三浦 しをん 著
集英社 出版
「政と源」というのは、国政と源二郎という幼馴染みのふたりを指します。ずっと墨田区Y町という(現代にしては)長閑な町に住み続けている御年74歳の幼馴染みです。政は、銀行員として勤めあげたあと、妻と別居しているため、ひとりで暮らしています。一方、源のほうは、つまみ簪の職人を現役で続け、若干二十歳の若者を弟子にとり、妻に先立たれたとはいえ、毎日賑やかに暮らしています。
この対照的なふたりのうち、寄らば大樹の陰と堅実に豊かな暮らしを目指してきた政の視点で、彼らの日常が語られるのは、政が良しとしてきた価値観が世間一般で受け入れられてきたからかもしれません。
現役を退いた政は、娘のところに身を寄せている妻から電話一本もらうわけでもなく、孫の七五三の祝いに呼ばれるわけでもなく、銀行員時代の付きあいが続いているわけでもなく、唯一の人付き合いが政という状況にあります。高度成長時代を働いて過ごした日本の男性が多かれ少なかれその状況を理解できる立場におかれているわけです。
一方、破天荒な源のほうは、毎日やって来る弟子の徹平やその恋人マミと食事をともにし、ときには美容師のマミに白髪を染めてもらったりもします。

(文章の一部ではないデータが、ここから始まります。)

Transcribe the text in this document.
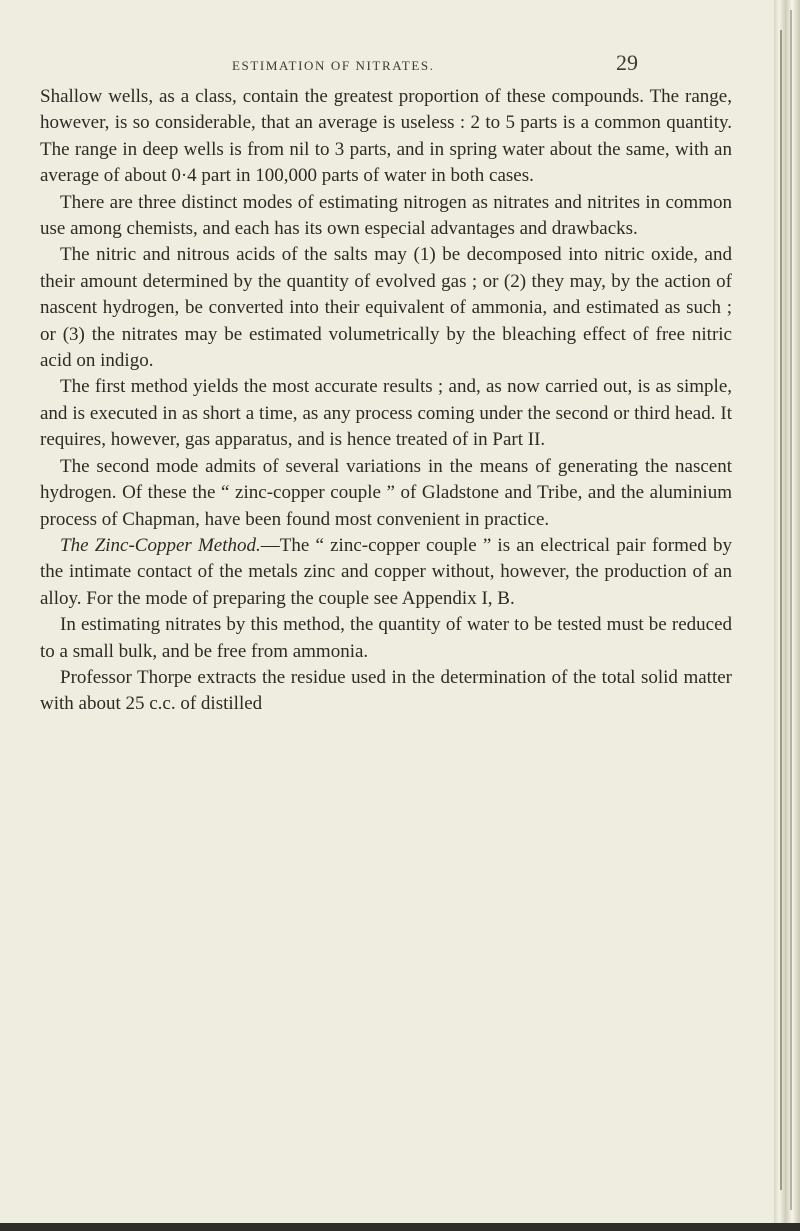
ESTIMATION OF NITRATES.	29

Shallow wells, as a class, contain the greatest proportion of these compounds. The range, however, is so considerable, that an average is useless : 2 to 5 parts is a common quantity. The range in deep wells is from nil to 3 parts, and in spring water about the same, with an average of about 0·4 part in 100,000 parts of water in both cases.

There are three distinct modes of estimating nitrogen as nitrates and nitrites in common use among chemists, and each has its own especial advantages and drawbacks.

The nitric and nitrous acids of the salts may (1) be decomposed into nitric oxide, and their amount determined by the quantity of evolved gas ; or (2) they may, by the action of nascent hydrogen, be converted into their equivalent of ammonia, and estimated as such ; or (3) the nitrates may be estimated volumetrically by the bleaching effect of free nitric acid on indigo.

The first method yields the most accurate results ; and, as now carried out, is as simple, and is executed in as short a time, as any process coming under the second or third head. It requires, however, gas apparatus, and is hence treated of in Part II.

The second mode admits of several variations in the means of generating the nascent hydrogen. Of these the “ zinc-copper couple ” of Gladstone and Tribe, and the aluminium process of Chapman, have been found most convenient in practice.

The Zinc-Copper Method.—The “ zinc-copper couple ” is an electrical pair formed by the intimate contact of the metals zinc and copper without, however, the production of an alloy. For the mode of preparing the couple see Appendix I, B.

In estimating nitrates by this method, the quantity of water to be tested must be reduced to a small bulk, and be free from ammonia.

Professor Thorpe extracts the residue used in the determination of the total solid matter with about 25 c.c. of distilled
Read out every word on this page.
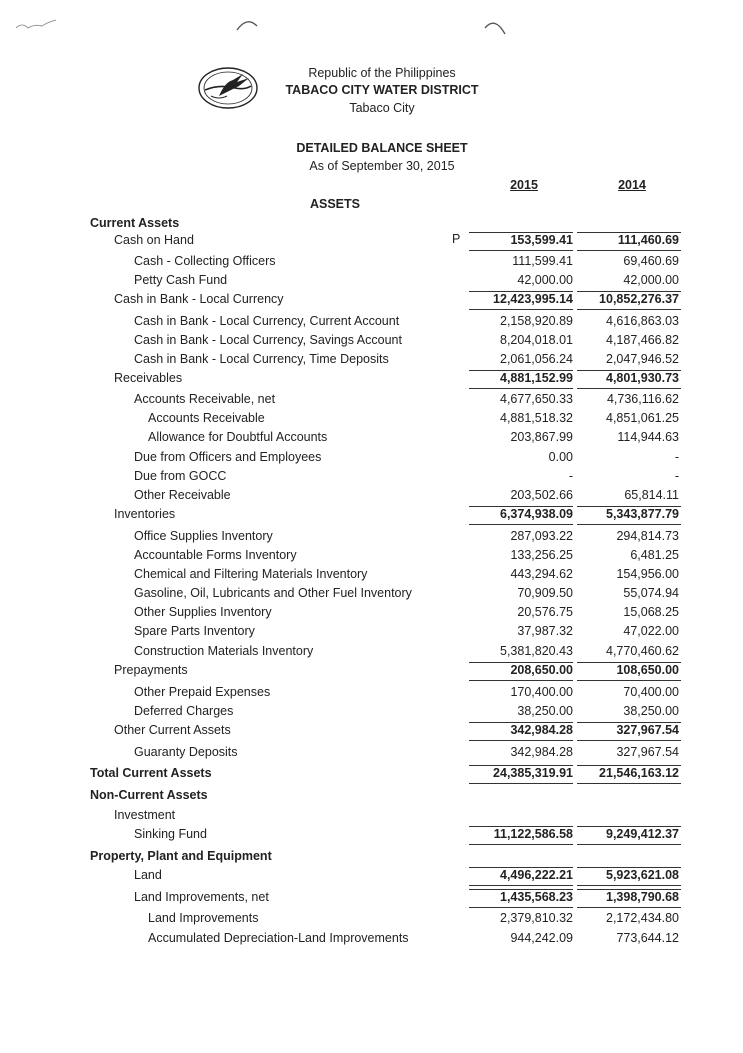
Republic of the Philippines
TABACO CITY WATER DISTRICT
Tabaco City
DETAILED BALANCE SHEET
As of September 30, 2015
2015	2014
ASSETS
Current Assets
Cash on Hand	153,599.41	111,460.69
Cash - Collecting Officers	111,599.41	69,460.69
Petty Cash Fund	42,000.00	42,000.00
Cash in Bank - Local Currency	12,423,995.14	10,852,276.37
Cash in Bank - Local Currency, Current Account	2,158,920.89	4,616,863.03
Cash in Bank - Local Currency, Savings Account	8,204,018.01	4,187,466.82
Cash in Bank - Local Currency, Time Deposits	2,061,056.24	2,047,946.52
Receivables	4,881,152.99	4,801,930.73
Accounts Receivable, net	4,677,650.33	4,736,116.62
Accounts Receivable	4,881,518.32	4,851,061.25
Allowance for Doubtful Accounts	203,867.99	114,944.63
Due from Officers and Employees	0.00	-
Due from GOCC	-	-
Other Receivable	203,502.66	65,814.11
Inventories	6,374,938.09	5,343,877.79
Office Supplies Inventory	287,093.22	294,814.73
Accountable Forms Inventory	133,256.25	6,481.25
Chemical and Filtering Materials Inventory	443,294.62	154,956.00
Gasoline, Oil, Lubricants and Other Fuel Inventory	70,909.50	55,074.94
Other Supplies Inventory	20,576.75	15,068.25
Spare Parts Inventory	37,987.32	47,022.00
Construction Materials Inventory	5,381,820.43	4,770,460.62
Prepayments	208,650.00	108,650.00
Other Prepaid Expenses	170,400.00	70,400.00
Deferred Charges	38,250.00	38,250.00
Other Current Assets	342,984.28	327,967.54
Guaranty Deposits	342,984.28	327,967.54
Total Current Assets	24,385,319.91	21,546,163.12
Non-Current Assets
Investment
Sinking Fund	11,122,586.58	9,249,412.37
Property, Plant and Equipment
Land	4,496,222.21	5,923,621.08
Land Improvements, net	1,435,568.23	1,398,790.68
Land Improvements	2,379,810.32	2,172,434.80
Accumulated Depreciation-Land Improvements	944,242.09	773,644.12
P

そんなふたりが共に過ごしてきた時間、そしていままさに続いている日常は、滑稽なような、悲哀を帯びているような、なんともいえない味わいを醸しています。三浦 しをん独特のくすっと笑える場面が、子供にかえったようなふたりの掛け合いに似合っていて、読んでいるあいだ、Y町に幼馴染みを身近に感じられます。